11.1 : Kromatografik Yöntemler: Terminoloji

Kromatografi, kimya, biyoloji, çevre bilimi ve eczacılık gibi alanlarda, bir karışımın bileşenlerini ayırmak ve aralarındaki maddeleri tanımlamak için yaygın olarak kullanılan bir analitik tekniktir. Kromatografi süreci, iki farklı faz arasındaki etkileşimlere dayanır. Bu fazlar, sabit faz ve hareketli fazdır. Sabit faz (stasyoner faz), bir destek materyaliyle yerinde sabitlenirken, hareketli faz (mobil faz), çözünenleri taşıyarak sabit fazın üzerinden hareket eder. Hareketli faz sabit fazın içinden geçerken karışımın bileşenleri kimyasal özelliklerine bağlı olarak her bir faz ile farklı şekilde etkileşime girer ve bu da ayrılmalarına yol açar.

Kromatografi, mobil ve sabit fazların yapısına göre, gaz kromatografisi (GC), sıvı kromatografisi (LC) ve ince tabaka kromatografisi (TLC) gibi birkaç türe ayrılır. Her tür, analiz edilen maddelerin fiziksel durumuna ve ayrılma işleminin istenen çözünürlüğüne bağlı olarak belirli uygulamalar için uygundur.

Kromatografi kolonundan akan sıvı, çözücüyü ayıran dedektörden geçer ve bu dedektör, çözünen maddeleri tespit ettiğinde bir sinyal oluşturur. Bu sinyal, daha sonra elüsyon süresine veya elüsyona uğrayan çözelti hacmine karşı çizilir ve kromatogram olarak bilinen bir dizi pik elde edilir.
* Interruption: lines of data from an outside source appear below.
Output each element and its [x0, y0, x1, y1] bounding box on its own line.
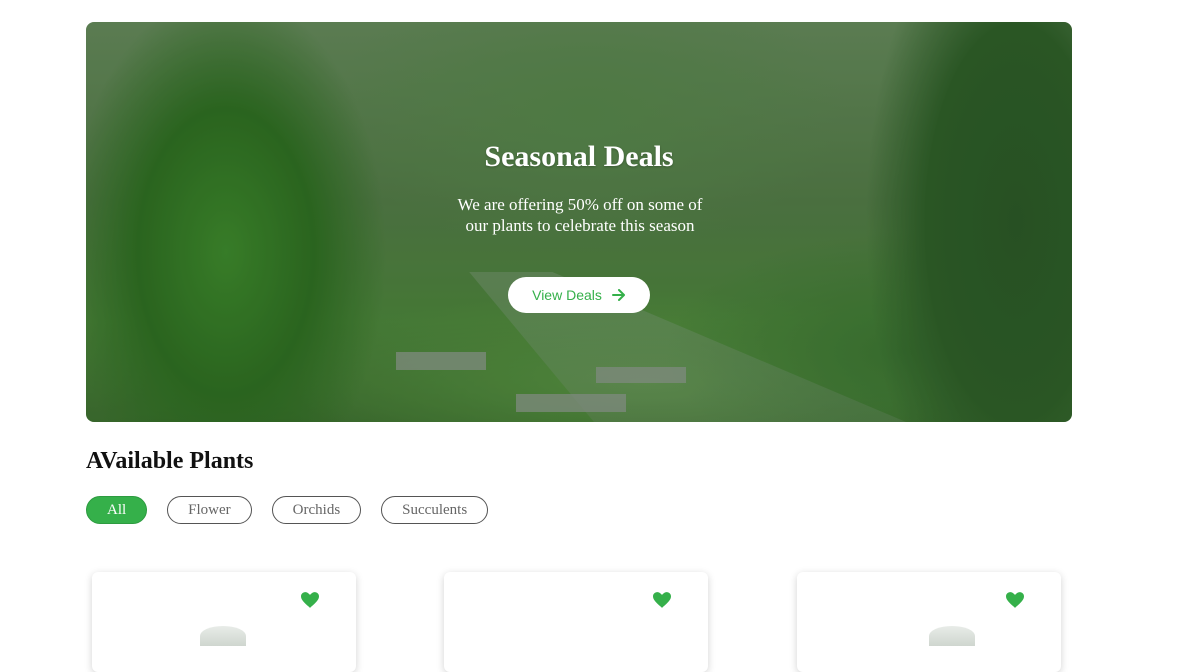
banner-title: Seasonal Deals: [484, 140, 674, 173]
filter-orchids-chip[interactable]: Orchids: [271, 496, 362, 524]
arrow-right-icon: [611, 289, 625, 301]
plant-card[interactable]: [444, 572, 708, 672]
filter-all-chip[interactable]: All: [86, 496, 148, 524]
filter-succulents-chip[interactable]: Succulents: [381, 496, 489, 524]
heart-icon[interactable]: [301, 592, 319, 608]
filter-flower-chip[interactable]: Flower: [167, 496, 252, 524]
available-plants-title: AVailable Plants: [86, 448, 254, 474]
plant-card[interactable]: [92, 572, 356, 672]
view-deals-label: View Deals: [532, 287, 602, 303]
view-deals-button[interactable]: View Deals: [508, 277, 650, 313]
heart-icon[interactable]: [1006, 592, 1024, 608]
banner-subtitle: We are offering 50% off on some of our p…: [457, 195, 703, 235]
plant-card[interactable]: [797, 572, 1061, 672]
heart-icon[interactable]: [653, 592, 671, 608]
seasonal-deals-banner: Seasonal Deals We are offering 50% off o…: [86, 22, 1072, 422]
plant-image: [929, 626, 975, 646]
plant-image: [200, 626, 246, 646]
category-filters: All Flower Orchids Succulents: [86, 496, 489, 524]
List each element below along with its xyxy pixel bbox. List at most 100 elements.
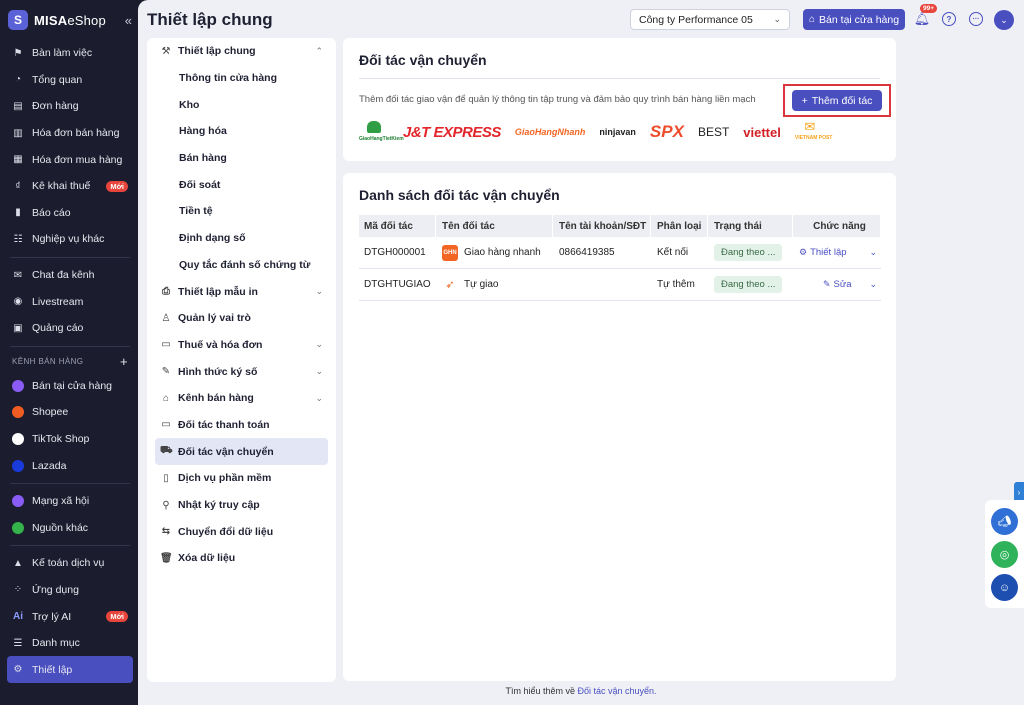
settings-warehouse[interactable]: Kho (147, 91, 336, 118)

Kromatografide, birkaç anahtar terim süreci ve sonuçları tanımlamaya yardımcı olur. Retensiyon hacmi, bir analiti enjeksiyon noktasından kromatogramdaki maksimum pik noktasına taşımak için gereken hareketli fazı ifade eder. Yakından ilişkili olan retensiyon süresi, bir analitin sistemden geçmesi için gereken süredir. Bu, retensiyon hacminin hareketli fazın akış hızına bölünmesiyle hesaplanır. Bir diğer önemli kavram, analitin sabit fazda geçirdiği zamanın hareketli fazda geçirdiği zamana oranını ölçen retensiyon faktörüdür (genellikle kapasite faktörü olarak adlandırılır).

Ayrıca, tutunma süresi, tutulmamış çözünen maddelerin sistemden elüe olması için geçen süreyi gösterir. Karşılık gelen boşluk hacmi, bu tutulmamış çözünen maddelerin elüe edilmesi için gereken hareketli faz miktarıdır. Bir kromatogramdaki pikleri tartışırken, pik genişliği, pik çizgisi genişliği olarak da bilinir, pikin taban çizgisindeki genişliği olarak tanımlanır, pikin yükselmeye başladığı ve pik taban çizgisine geri döndüğü yer ölçülür. Son olarak, çözünürlük, iki bitişik pik arasındaki ayrım derecesini ölçer ve bir karışımın bileşenlerinin birbirinden ne kadar iyi ayırt edildiğini yansıtır.